The Fresh Breeze Respect is a family of German paramotors that was designed and produced by Fresh Breeze of Wedemark for powered paragliding. Now out of production, when it was available the aircraft was supplied complete and ready-to-fly.

==Design and development==
The Respect was designed to comply with the US FAR 103 Ultralight Vehicles rules as well as European regulations. It features a paraglider-style wing, single-place accommodation and a single 17 hp Solo 210 or 28 hp Hirth F33 engine, depending on the model in pusher configuration with a reduction drive and a 122 cm diameter two-bladed composite propeller.

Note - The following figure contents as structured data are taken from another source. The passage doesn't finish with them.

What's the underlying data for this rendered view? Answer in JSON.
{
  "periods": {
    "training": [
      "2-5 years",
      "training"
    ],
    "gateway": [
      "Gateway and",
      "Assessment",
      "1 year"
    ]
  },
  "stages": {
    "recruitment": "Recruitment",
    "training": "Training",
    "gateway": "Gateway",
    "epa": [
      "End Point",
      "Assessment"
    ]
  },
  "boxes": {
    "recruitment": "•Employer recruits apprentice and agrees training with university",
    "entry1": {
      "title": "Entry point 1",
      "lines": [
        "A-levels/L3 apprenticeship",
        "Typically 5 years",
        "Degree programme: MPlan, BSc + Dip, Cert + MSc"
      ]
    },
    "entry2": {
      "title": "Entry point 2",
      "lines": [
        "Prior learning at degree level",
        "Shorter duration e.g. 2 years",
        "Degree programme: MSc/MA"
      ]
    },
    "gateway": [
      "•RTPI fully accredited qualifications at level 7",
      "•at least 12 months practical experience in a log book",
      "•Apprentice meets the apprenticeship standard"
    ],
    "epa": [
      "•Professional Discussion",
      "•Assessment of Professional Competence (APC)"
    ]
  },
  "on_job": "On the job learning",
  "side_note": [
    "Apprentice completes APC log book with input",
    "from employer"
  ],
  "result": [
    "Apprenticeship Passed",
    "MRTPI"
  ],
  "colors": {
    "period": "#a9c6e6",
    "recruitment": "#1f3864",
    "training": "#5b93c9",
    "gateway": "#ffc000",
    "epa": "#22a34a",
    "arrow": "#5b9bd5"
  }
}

The fuel tank capacity is 10 L. The aircraft propeller cage can be folded into four parts and the aircraft rigged with low or high hang points.

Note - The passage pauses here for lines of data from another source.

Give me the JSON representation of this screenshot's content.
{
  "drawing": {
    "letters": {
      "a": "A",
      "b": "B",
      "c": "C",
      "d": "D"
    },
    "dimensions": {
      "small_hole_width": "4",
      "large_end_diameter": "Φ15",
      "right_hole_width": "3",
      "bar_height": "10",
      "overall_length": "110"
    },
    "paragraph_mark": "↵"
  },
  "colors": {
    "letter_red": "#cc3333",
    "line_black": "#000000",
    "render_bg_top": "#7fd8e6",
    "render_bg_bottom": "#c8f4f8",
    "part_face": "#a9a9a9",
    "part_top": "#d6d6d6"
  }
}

As is the case with all paramotors, take-off and landing is accomplished by foot. Inflight steering is accomplished via handles that actuate the canopy brakes, creating roll and yaw.

==Variants==
- Respect 122
Model with a 17 hp Solo 210 engine with a 2.57:1 ratio reduction drive and a 122 cm diameter two-bladed composite propeller. Empty weight is 26 kg.
- Respect Monster
Model with a 28 hp Hirth F33 engine with a 2.65:1 ratio reduction drive and a 122 cm diameter two-bladed composite propeller. Empty weight is 28 kg.